Proponents falsely claimed, “If you like your coverage, you can keep your coverage,” and Obamacare backers began touting the need for so-called protections for sick people.
Obamacare promised people with chronic conditions they could obtain health coverage at rates no higher than their healthy neighbors. Americans could no longer be penalized for conditions like high blood pressure, high cholesterol, cancer or heart disease. Prior to Obamacare, individuals with chronic conditions were often charged higher premiums, sometimes as much as 50 percent or even 100 percent higher than healthy individuals, due to the higher financial risk for insurers.
The financial penalty for pre-existing conditions may sound high, but in retrospect it was cheap compared to the cost of Obamacare plans today. Moreover, Obamacare proponents exaggerated the number of people with pre-existing conditions. University of Pennsylvania economist, Mark Pauly, estimates less than 1 percent of the population was unable to get health coverage due to a pre-existing condition prior to ACA.
Community Rating Backfires
When Obamacare was passed, most supporters naively assumed ACA plans would be just like employer-provided health plans. However, that view was inconsistent with new regulations requiring insurers to accept all applicants at (community) rates unadjusted for health risk.
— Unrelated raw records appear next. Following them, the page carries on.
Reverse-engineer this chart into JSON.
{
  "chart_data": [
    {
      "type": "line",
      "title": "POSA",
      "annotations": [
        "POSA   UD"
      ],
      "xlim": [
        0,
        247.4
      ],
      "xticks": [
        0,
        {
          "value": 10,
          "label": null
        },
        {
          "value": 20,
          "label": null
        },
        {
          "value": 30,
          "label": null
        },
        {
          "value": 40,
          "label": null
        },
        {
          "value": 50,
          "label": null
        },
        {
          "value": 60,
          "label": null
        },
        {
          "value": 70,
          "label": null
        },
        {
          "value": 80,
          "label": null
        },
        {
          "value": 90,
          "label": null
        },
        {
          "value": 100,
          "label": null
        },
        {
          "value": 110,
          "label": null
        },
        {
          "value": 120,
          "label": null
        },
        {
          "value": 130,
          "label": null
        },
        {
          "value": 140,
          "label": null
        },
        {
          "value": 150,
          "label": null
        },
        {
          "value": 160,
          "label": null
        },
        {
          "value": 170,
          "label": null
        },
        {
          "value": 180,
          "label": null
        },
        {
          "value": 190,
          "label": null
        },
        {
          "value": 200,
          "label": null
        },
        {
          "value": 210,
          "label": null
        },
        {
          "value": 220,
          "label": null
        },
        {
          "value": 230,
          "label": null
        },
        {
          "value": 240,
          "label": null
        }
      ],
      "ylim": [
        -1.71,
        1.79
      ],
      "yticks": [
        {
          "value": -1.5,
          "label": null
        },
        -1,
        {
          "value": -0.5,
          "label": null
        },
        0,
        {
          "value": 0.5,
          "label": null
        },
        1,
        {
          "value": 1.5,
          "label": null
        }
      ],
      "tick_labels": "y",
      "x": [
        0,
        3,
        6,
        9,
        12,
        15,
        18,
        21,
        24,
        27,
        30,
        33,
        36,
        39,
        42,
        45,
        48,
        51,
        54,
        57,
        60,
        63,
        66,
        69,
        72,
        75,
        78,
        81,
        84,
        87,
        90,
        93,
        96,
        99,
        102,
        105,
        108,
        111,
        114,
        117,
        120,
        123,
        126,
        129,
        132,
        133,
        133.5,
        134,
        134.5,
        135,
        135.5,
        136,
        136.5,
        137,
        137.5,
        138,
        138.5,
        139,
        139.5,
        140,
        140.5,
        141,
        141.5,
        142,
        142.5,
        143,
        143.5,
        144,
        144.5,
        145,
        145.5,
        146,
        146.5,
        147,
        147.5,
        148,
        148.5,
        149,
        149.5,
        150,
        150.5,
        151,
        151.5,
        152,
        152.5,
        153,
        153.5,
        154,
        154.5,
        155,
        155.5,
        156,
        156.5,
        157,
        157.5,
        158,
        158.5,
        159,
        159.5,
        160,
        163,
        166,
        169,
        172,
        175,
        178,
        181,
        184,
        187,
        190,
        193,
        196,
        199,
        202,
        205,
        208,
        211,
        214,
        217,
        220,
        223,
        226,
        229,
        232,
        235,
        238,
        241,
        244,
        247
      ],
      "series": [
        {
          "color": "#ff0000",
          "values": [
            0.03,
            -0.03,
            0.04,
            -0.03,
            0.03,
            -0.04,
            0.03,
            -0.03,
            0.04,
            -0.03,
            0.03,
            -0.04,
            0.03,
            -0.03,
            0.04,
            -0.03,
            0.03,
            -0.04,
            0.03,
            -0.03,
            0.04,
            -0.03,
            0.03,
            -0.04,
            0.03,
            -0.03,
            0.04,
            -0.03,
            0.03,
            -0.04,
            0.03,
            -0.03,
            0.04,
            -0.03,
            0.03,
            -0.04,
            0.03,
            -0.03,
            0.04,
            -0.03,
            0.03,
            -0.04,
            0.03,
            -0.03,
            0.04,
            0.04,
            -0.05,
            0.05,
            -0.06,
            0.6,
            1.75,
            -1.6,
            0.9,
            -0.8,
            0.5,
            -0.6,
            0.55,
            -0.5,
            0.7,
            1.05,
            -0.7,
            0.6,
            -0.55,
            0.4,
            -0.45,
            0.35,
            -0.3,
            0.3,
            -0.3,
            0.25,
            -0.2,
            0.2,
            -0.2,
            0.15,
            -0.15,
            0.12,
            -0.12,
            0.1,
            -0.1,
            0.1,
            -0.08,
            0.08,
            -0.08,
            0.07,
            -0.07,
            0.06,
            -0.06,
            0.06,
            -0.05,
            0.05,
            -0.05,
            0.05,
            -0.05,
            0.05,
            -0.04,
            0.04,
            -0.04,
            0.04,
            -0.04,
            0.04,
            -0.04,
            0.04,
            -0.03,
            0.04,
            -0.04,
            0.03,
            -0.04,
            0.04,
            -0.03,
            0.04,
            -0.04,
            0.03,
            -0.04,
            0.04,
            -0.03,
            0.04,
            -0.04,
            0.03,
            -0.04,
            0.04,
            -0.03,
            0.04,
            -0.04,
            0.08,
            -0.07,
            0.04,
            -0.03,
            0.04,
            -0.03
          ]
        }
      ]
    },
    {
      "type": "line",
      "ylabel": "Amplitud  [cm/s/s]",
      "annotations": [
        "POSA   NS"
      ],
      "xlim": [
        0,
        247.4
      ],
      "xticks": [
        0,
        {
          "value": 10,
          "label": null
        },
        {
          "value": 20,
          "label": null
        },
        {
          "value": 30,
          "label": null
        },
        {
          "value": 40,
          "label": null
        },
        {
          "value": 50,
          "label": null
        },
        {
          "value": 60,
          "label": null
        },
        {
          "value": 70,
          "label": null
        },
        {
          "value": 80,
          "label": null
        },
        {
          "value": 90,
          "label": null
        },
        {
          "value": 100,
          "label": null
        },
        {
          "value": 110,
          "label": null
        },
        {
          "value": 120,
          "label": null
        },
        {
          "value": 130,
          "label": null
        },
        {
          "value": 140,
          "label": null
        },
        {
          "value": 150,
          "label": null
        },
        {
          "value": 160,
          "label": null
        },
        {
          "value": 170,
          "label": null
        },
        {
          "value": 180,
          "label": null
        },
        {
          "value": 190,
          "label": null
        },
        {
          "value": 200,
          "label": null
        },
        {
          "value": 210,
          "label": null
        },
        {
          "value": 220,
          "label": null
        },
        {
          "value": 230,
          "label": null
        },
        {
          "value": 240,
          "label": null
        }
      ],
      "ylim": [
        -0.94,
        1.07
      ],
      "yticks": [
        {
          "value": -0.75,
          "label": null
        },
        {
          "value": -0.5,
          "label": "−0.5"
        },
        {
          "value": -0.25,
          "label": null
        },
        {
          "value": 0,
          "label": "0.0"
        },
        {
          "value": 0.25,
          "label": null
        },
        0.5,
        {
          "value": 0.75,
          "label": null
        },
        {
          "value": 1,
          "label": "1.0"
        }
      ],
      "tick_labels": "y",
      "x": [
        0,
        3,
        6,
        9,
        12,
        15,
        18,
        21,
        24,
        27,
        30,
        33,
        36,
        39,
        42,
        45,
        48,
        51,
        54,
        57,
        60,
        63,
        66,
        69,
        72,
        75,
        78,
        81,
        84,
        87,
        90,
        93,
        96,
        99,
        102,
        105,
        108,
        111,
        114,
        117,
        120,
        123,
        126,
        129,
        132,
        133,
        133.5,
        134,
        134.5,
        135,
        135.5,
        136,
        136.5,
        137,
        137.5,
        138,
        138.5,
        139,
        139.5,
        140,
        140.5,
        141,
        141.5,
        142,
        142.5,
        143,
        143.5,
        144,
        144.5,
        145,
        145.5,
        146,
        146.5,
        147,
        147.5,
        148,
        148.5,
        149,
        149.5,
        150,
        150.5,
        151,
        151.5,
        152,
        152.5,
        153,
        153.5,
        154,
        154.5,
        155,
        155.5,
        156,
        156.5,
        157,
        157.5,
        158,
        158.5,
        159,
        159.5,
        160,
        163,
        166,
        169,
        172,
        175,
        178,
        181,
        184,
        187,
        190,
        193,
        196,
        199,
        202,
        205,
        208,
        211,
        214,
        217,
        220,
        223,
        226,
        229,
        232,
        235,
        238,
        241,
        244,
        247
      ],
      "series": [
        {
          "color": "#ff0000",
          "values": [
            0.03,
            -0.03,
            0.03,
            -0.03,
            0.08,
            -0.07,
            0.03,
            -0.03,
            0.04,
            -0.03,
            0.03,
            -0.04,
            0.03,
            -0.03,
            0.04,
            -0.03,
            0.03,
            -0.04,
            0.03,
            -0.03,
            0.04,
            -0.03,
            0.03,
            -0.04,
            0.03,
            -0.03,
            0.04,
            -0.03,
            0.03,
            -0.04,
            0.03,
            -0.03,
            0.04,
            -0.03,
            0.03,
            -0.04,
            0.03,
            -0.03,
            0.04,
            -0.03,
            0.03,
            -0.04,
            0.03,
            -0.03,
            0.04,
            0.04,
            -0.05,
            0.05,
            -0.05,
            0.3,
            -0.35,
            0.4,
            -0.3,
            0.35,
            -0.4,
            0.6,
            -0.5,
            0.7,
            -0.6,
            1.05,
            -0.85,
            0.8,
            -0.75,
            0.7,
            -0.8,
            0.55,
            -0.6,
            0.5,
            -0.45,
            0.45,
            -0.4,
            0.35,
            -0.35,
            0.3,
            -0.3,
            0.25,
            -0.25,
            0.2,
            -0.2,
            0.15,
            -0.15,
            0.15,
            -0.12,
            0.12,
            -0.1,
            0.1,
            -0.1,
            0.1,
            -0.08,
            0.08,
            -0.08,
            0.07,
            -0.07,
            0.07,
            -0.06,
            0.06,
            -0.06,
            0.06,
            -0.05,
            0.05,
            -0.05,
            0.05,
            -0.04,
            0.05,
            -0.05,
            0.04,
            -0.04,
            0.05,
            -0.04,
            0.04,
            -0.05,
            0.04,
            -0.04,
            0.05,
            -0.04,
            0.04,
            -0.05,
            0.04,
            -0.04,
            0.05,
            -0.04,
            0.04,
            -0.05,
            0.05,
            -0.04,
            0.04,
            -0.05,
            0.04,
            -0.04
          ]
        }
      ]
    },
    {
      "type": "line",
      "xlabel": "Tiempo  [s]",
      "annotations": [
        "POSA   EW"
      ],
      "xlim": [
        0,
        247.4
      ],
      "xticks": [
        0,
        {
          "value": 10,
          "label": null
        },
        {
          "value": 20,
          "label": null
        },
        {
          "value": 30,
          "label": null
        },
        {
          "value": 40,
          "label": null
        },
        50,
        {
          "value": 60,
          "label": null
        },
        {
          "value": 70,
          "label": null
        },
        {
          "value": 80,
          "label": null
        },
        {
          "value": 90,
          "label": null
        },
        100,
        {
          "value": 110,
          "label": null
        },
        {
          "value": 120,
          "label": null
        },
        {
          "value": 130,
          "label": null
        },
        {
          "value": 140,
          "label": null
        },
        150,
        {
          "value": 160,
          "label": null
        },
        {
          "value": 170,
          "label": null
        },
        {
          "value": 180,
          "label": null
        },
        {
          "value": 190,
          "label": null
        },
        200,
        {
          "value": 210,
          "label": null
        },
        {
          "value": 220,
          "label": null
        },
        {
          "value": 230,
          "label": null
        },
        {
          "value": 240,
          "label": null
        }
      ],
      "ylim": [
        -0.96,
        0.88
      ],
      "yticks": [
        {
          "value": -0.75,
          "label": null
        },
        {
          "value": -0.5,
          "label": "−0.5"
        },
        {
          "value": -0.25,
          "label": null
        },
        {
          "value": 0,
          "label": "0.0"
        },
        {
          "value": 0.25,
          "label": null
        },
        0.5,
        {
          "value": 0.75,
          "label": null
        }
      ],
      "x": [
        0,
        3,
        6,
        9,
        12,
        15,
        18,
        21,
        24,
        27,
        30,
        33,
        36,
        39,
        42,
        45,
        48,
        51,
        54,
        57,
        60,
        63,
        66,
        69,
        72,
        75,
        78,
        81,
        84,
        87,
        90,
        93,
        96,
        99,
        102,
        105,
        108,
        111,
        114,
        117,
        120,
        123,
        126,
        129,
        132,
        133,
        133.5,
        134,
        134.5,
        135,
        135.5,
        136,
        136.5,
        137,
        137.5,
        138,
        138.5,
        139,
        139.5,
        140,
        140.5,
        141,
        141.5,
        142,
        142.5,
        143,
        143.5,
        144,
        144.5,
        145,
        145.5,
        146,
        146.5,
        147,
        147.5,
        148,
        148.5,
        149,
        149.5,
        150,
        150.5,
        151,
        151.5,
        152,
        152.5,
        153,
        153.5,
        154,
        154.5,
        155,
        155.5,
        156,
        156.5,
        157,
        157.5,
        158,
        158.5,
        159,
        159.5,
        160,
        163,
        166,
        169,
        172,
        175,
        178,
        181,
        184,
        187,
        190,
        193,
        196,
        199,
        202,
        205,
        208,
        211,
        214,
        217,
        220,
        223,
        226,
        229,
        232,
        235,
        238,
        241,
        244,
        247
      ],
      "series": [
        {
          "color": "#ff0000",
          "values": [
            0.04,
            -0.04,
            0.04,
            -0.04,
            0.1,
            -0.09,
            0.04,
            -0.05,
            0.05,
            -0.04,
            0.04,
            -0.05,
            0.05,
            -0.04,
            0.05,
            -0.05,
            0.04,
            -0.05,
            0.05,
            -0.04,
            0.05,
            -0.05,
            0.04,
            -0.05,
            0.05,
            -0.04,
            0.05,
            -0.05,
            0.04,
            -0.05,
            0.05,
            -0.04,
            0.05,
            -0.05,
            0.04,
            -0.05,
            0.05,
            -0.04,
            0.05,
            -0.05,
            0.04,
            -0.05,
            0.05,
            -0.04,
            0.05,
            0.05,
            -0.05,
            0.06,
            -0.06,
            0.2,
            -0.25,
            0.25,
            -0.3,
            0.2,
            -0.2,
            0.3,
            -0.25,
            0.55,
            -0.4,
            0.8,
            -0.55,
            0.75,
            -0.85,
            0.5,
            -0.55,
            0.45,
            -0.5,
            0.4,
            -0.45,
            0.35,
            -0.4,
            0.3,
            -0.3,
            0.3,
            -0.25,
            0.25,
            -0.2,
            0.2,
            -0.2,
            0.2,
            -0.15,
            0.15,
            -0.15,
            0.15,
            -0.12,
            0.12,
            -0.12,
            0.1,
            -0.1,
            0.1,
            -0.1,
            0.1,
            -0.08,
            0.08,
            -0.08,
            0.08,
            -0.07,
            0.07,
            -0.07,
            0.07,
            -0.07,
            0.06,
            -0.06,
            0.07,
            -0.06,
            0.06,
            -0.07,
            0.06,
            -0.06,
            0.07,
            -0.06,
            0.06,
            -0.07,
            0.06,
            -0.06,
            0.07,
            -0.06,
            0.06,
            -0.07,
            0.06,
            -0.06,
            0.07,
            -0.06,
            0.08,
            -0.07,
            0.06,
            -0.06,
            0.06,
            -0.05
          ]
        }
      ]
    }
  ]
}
Obamacare supporters’ wishful thinking soon crashed headlong into economic reality.
Health care costs skyrocketed once health plans could not adjust premiums for risk. Some individuals gamed the system, joining when they needed expensive care and dropping soon afterwards. As premiums shot up, people looked for ways to reduce their coverage or drop out entirely. Over time, most enrollees gravitated to plans with such high deductibles that few ever expected to receive any benefit.
Raising premiums and deductibles wasn’t insurers’ only strategy to stem losses on money-losing customers. Once health plans lost the ability to adjust premiums for risk, they were forced to find savings elsewhere. Plans reduced reimbursements to providers and those who refused to accept, were no longer in their covered networks. The typical Obamacare plan today bears a close resemblance to Medicaid managed care plans, except with high deductibles and high cost-sharing. Many exchange plans are managed by the same firms who specialize in Medicaid managed care. Managed care uses subtle methods to reduce costs by rationing care. Thus, managed care is a competitive advantage among plans not allowed to adjust premiums for risk.
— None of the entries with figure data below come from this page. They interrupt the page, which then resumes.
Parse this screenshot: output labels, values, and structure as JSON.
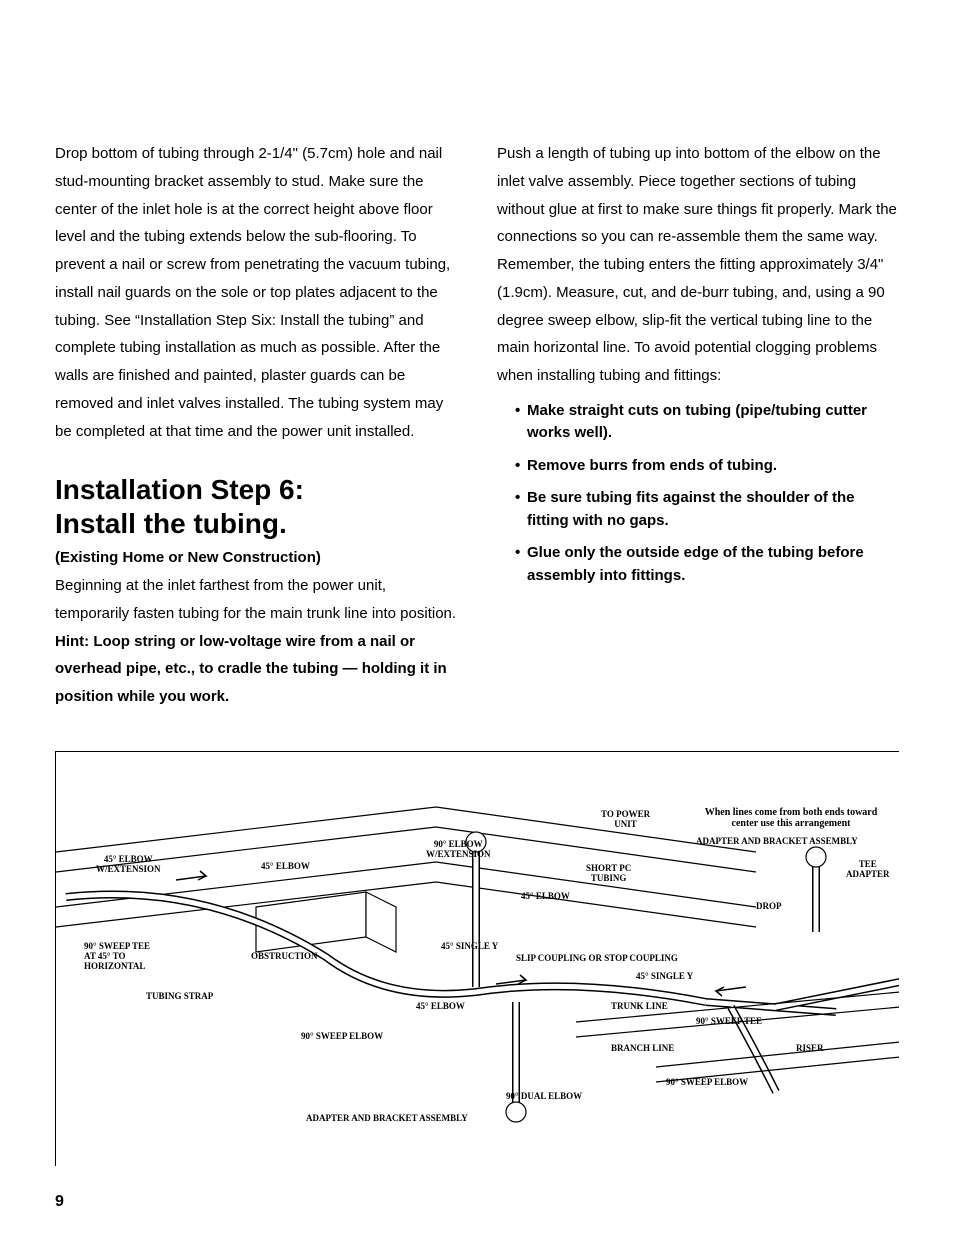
{
  "left_col": {
    "para1": "Drop bottom of tubing through 2-1/4\" (5.7cm) hole and nail stud-mounting bracket assembly to stud. Make sure the center of the inlet hole is at the correct height above floor level and the tubing extends below the sub-flooring. To prevent a nail or screw from penetrating the vacuum tubing, install nail guards on the sole or top plates adjacent to the tubing. See “Installation Step Six: Install the tubing” and complete tubing installation as much as possible. After the walls are finished and painted, plaster guards can be removed and inlet valves installed. The tubing system may be completed at that time and the power unit installed.",
    "heading_l1": "Installation Step 6:",
    "heading_l2": "Install the tubing.",
    "subhead": "(Existing Home or New Construction)",
    "intro_plain": "Beginning at the inlet farthest from the power unit, temporarily fasten tubing for the main trunk line into position. ",
    "intro_hint": "Hint: Loop string or low-voltage wire from a nail or overhead pipe, etc., to cradle the tubing — holding it in position while you work."
  },
  "right_col": {
    "para1": "Push a length of tubing up into bottom of the elbow on the inlet valve assembly. Piece together sections of tubing without glue at first to make sure things fit properly. Mark the connections so you can re-assemble them the same way. Remember, the tubing enters the fitting approximately 3/4\" (1.9cm). Measure, cut, and de-burr tubing, and, using a 90 degree sweep elbow, slip-fit the vertical tubing line to the main horizontal line. To avoid potential clogging problems when installing tubing and fittings:",
    "bullets": [
      "Make straight cuts on tubing (pipe/tubing cutter works well).",
      "Remove burrs from ends of tubing.",
      "Be sure tubing fits against the shoulder of the fitting with no gaps.",
      "Glue only the outside edge of the tubing before assembly into fittings."
    ]
  },
  "diagram": {
    "note_text": "When lines come from both ends toward center use this arrangement",
    "labels": {
      "to_power_unit": "TO POWER\nUNIT",
      "ninety_elbow_ext": "90° ELBOW\nW/EXTENSION",
      "adapter_bracket_top": "ADAPTER AND BRACKET ASSEMBLY",
      "forty5_elbow_ext": "45° ELBOW\nW/EXTENSION",
      "forty5_elbow_a": "45° ELBOW",
      "short_pc_tubing": "SHORT PC\nTUBING",
      "tee_adapter": "TEE\nADAPTER",
      "forty5_elbow_b": "45° ELBOW",
      "drop": "DROP",
      "ninety_sweep_tee": "90° SWEEP TEE\nAT 45° TO\nHORIZONTAL",
      "obstruction": "OBSTRUCTION",
      "forty5_single_y_a": "45° SINGLE Y",
      "slip_coupling": "SLIP COUPLING OR STOP COUPLING",
      "forty5_single_y_b": "45° SINGLE Y",
      "tubing_strap": "TUBING STRAP",
      "forty5_elbow_c": "45° ELBOW",
      "trunk_line": "TRUNK LINE",
      "ninety_sweep_tee_b": "90° SWEEP TEE",
      "ninety_sweep_elbow": "90° SWEEP ELBOW",
      "branch_line": "BRANCH LINE",
      "riser": "RISER",
      "ninety_dual_elbow": "90° DUAL ELBOW",
      "ninety_sweep_elbow_b": "90° SWEEP ELBOW",
      "adapter_bracket_bottom": "ADAPTER AND BRACKET ASSEMBLY"
    }
  },
  "page_number": "9"
}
At its inception, Obamacare plans restricted enrollees’ choice of doctors and hospitals. One study found 72 percent of insurers feature more restrictive networks in the plans offered through the federally managed exchange HealthCare.gov. This compares to only 5 to 7 percent of employee health plans that limit worker choices to a narrow network of physicians and hospitals. The consulting firm Avalere found ACA exchange plans contract with approximately one-third fewer doctors and hospitals than commercial plans, on average. This included 42 percent fewer heart specialists and cancer doctors, one-third fewer mental health and primary care providers, and one-quarter fewer hospitals.
Another reason provider networks became more restrictive is that doctors refuse to affiliate with Obamacare plans, often due to low fees. In addition, many providers may want to avoid patients whose health plan deductibles run into the thousands of dollars rather than, say, hundreds of dollars. Doctors and hospitals find it more difficult to collect fees for services provided before their patients’ health plan deductibles have been met.
A direct result of ACA regulations and design is that top hospitals are often out of reach for many Obamacare enrollees. The University of Texas MD Anderson Cancer Center is not on any exchange plans in Texas. Memorial Sloan Kettering Cancer Center is not in any of the typical gold, silver, or bronze individual plans on the New York exchange. The flagship Mayo Clinic is inaccessible to many Obamacare plan enrollees in Minnesota.
The ACA marketplace was not designed to meet consumer needs like other markets. It was predicated on rationing care for sick enrollees and price-gouging healthy enrollees. It didn’t have to be this way. Medicare Advantage plans are an example of a system where expensive enrollees are not shunned because the federal government compensates plans for seniors’ health status. Economist John Cochrane has shown how market-based risk adjustment without government involvement can work. A report by the Goodman Institute expands on how Congress can empower state governments to create genuinely free markets. Now we just need to get started designing a better system.